A imprensa de oposição no exterior considera que essa medida é uma confirmação oficial de que, no caso de uma contaminação, os profissionais não poderão voltar para Cuba. Os médicos teriam relatado que tiveram de assinar um termo de concordância antes de viajar, e, por isso, alguns teriam se negado a participar da missão.

Novamente comparando, voluntários do MSF que são infectados pelo ebola são mandados de volta para seus países para tratamento, para que possam ficar o mais perto possível de seus familiares.
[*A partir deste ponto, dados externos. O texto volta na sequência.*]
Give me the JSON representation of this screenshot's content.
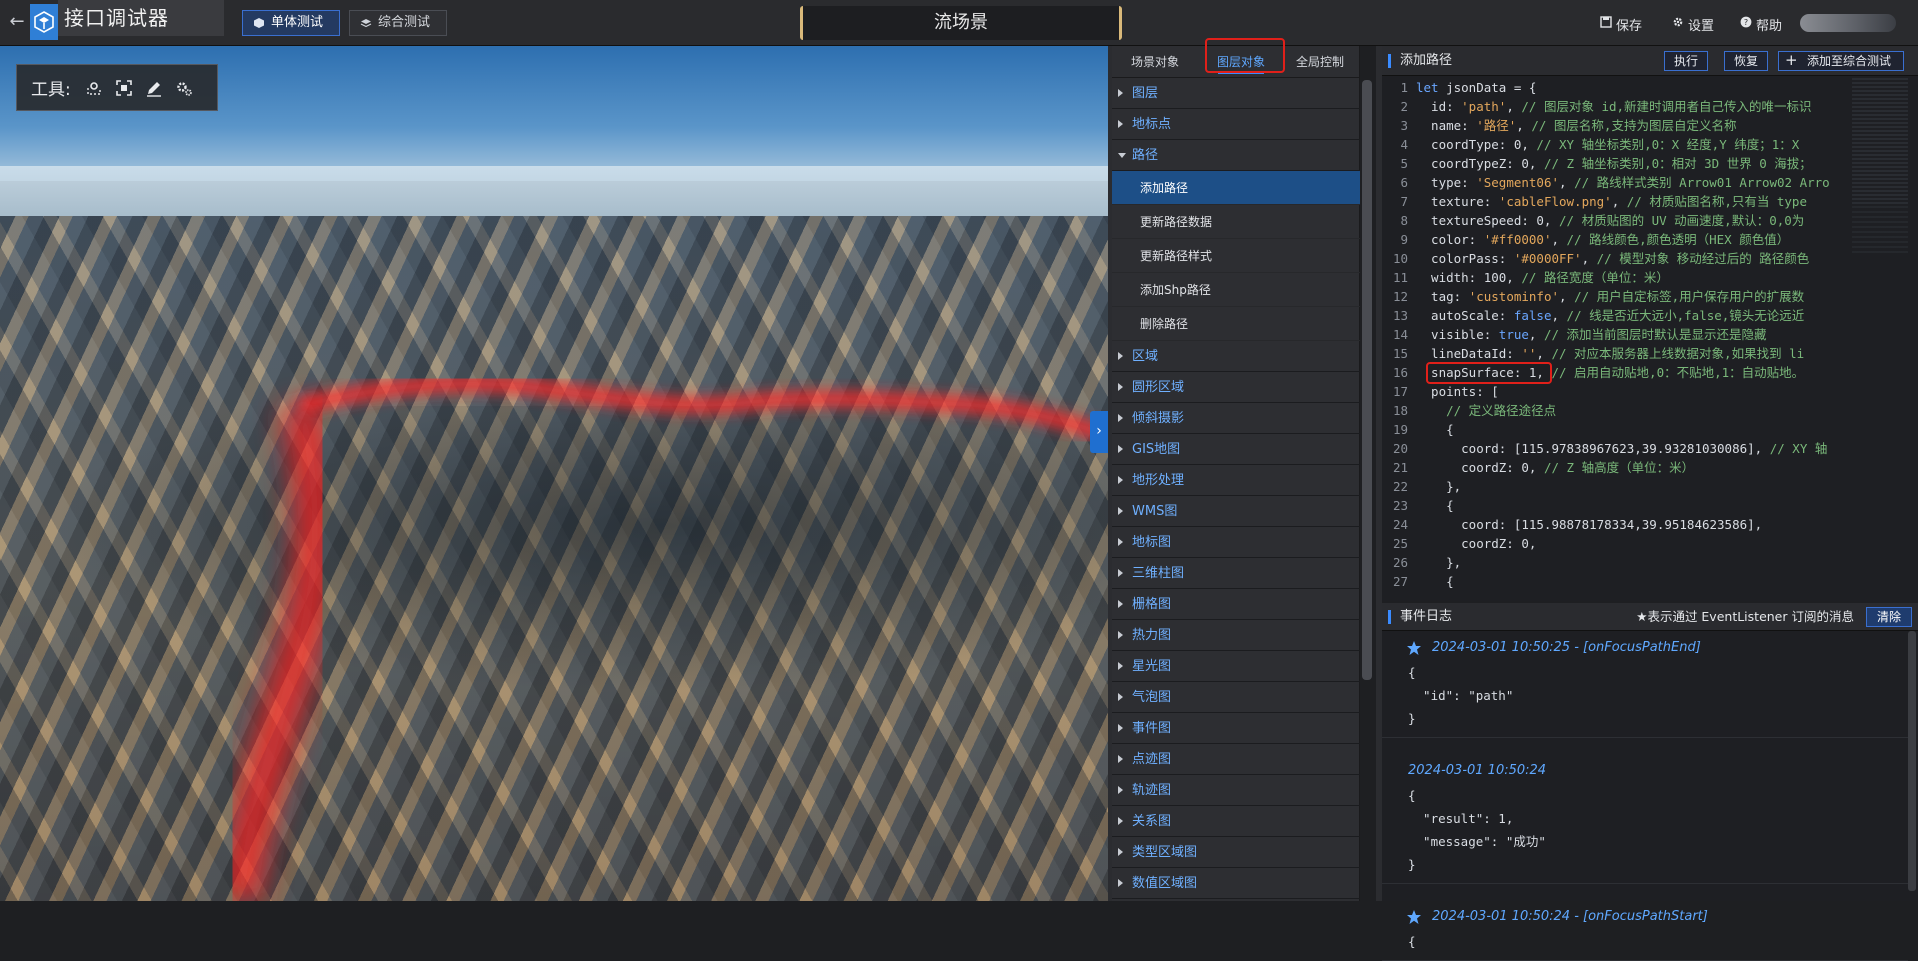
{
  "header": {
    "app_title": "接口调试器",
    "tabs": [
      {
        "label": "单体测试",
        "active": true
      },
      {
        "label": "综合测试",
        "active": false
      }
    ],
    "scene_title": "流场景",
    "actions": {
      "save": "保存",
      "settings": "设置",
      "help": "帮助"
    }
  },
  "viewport": {
    "toolbox_label": "工具:",
    "tools": [
      "location-pin-icon",
      "frame-select-icon",
      "pen-icon",
      "gear-settings-icon"
    ]
  },
  "tree": {
    "tabs": [
      {
        "label": "场景对象",
        "active": false
      },
      {
        "label": "图层对象",
        "active": true
      },
      {
        "label": "全局控制",
        "active": false
      }
    ],
    "nodes": [
      {
        "label": "图层",
        "open": false
      },
      {
        "label": "地标点",
        "open": false
      },
      {
        "label": "路径",
        "open": true,
        "children": [
          "添加路径",
          "更新路径数据",
          "更新路径样式",
          "添加Shp路径",
          "删除路径"
        ],
        "selected": "添加路径"
      },
      {
        "label": "区域",
        "open": false
      },
      {
        "label": "圆形区域",
        "open": false
      },
      {
        "label": "倾斜摄影",
        "open": false
      },
      {
        "label": "GIS地图",
        "open": false
      },
      {
        "label": "地形处理",
        "open": false
      },
      {
        "label": "WMS图",
        "open": false
      },
      {
        "label": "地标图",
        "open": false
      },
      {
        "label": "三维柱图",
        "open": false
      },
      {
        "label": "栅格图",
        "open": false
      },
      {
        "label": "热力图",
        "open": false
      },
      {
        "label": "星光图",
        "open": false
      },
      {
        "label": "气泡图",
        "open": false
      },
      {
        "label": "事件图",
        "open": false
      },
      {
        "label": "点迹图",
        "open": false
      },
      {
        "label": "轨迹图",
        "open": false
      },
      {
        "label": "关系图",
        "open": false
      },
      {
        "label": "类型区域图",
        "open": false
      },
      {
        "label": "数值区域图",
        "open": false
      }
    ]
  },
  "editor": {
    "title": "添加路径",
    "buttons": {
      "run": "执行",
      "restore": "恢复",
      "add_combined": "添加至综合测试"
    },
    "lines": [
      "let jsonData = {",
      "  id: 'path', // 图层对象 id,新建时调用者自己传入的唯一标识",
      "  name: '路径', // 图层名称,支持为图层自定义名称",
      "  coordType: 0, // XY 轴坐标类别,0：X 经度,Y 纬度；1：X",
      "  coordTypeZ: 0, // Z 轴坐标类别,0：相对 3D 世界 0 海拔；",
      "  type: 'Segment06', // 路线样式类别 Arrow01 Arrow02 Arro",
      "  texture: 'cableFlow.png', // 材质贴图名称,只有当 type",
      "  textureSpeed: 0, // 材质贴图的 UV 动画速度,默认：0,0为",
      "  color: '#ff0000', // 路线颜色,颜色透明（HEX 颜色值）",
      "  colorPass: '#0000FF', // 模型对象 移动经过后的 路径颜色",
      "  width: 100, // 路径宽度（单位：米）",
      "  tag: 'custominfo', // 用户自定标签,用户保存用户的扩展数",
      "  autoScale: false, // 线是否近大远小,false,镜头无论远近",
      "  visible: true, // 添加当前图层时默认是显示还是隐藏",
      "  lineDataId: '', // 对应本服务器上线数据对象,如果找到 li",
      "  snapSurface: 1, // 启用自动贴地,0：不贴地,1：自动贴地。",
      "  points: [",
      "    // 定义路径途径点",
      "    {",
      "      coord: [115.97838967623,39.93281030086], // XY 轴",
      "      coordZ: 0, // Z 轴高度（单位：米）",
      "    },",
      "    {",
      "      coord: [115.98878178334,39.95184623586],",
      "      coordZ: 0,",
      "    },",
      "    {"
    ]
  },
  "log": {
    "title": "事件日志",
    "note": "★表示通过 EventListener 订阅的消息",
    "clear": "清除",
    "entries": [
      {
        "starred": true,
        "header": "2024-03-01 10:50:25 - [onFocusPathEnd]",
        "body": "{\n  \"id\": \"path\"\n}"
      },
      {
        "starred": false,
        "header": "2024-03-01 10:50:24",
        "body": "{\n  \"result\": 1,\n  \"message\": \"成功\"\n}"
      },
      {
        "starred": true,
        "header": "2024-03-01 10:50:24 - [onFocusPathStart]",
        "body": "{"
      }
    ]
  }
}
Diante das dificuldades de tratamento em Cuba, a decisão sobre a permanência do profissional no local onde foi infectado é compreensível, diz Guedes, mas revela certa desumanidade por parte do regime Castro.

"Claro que é sempre bom quando pessoas, não importa de que parte do mundo, recebem a ajuda que necessitam", considera. Mas, no caso de Cuba, não se deve deixar de considerar sob quais condições essa ajuda chega, pondera.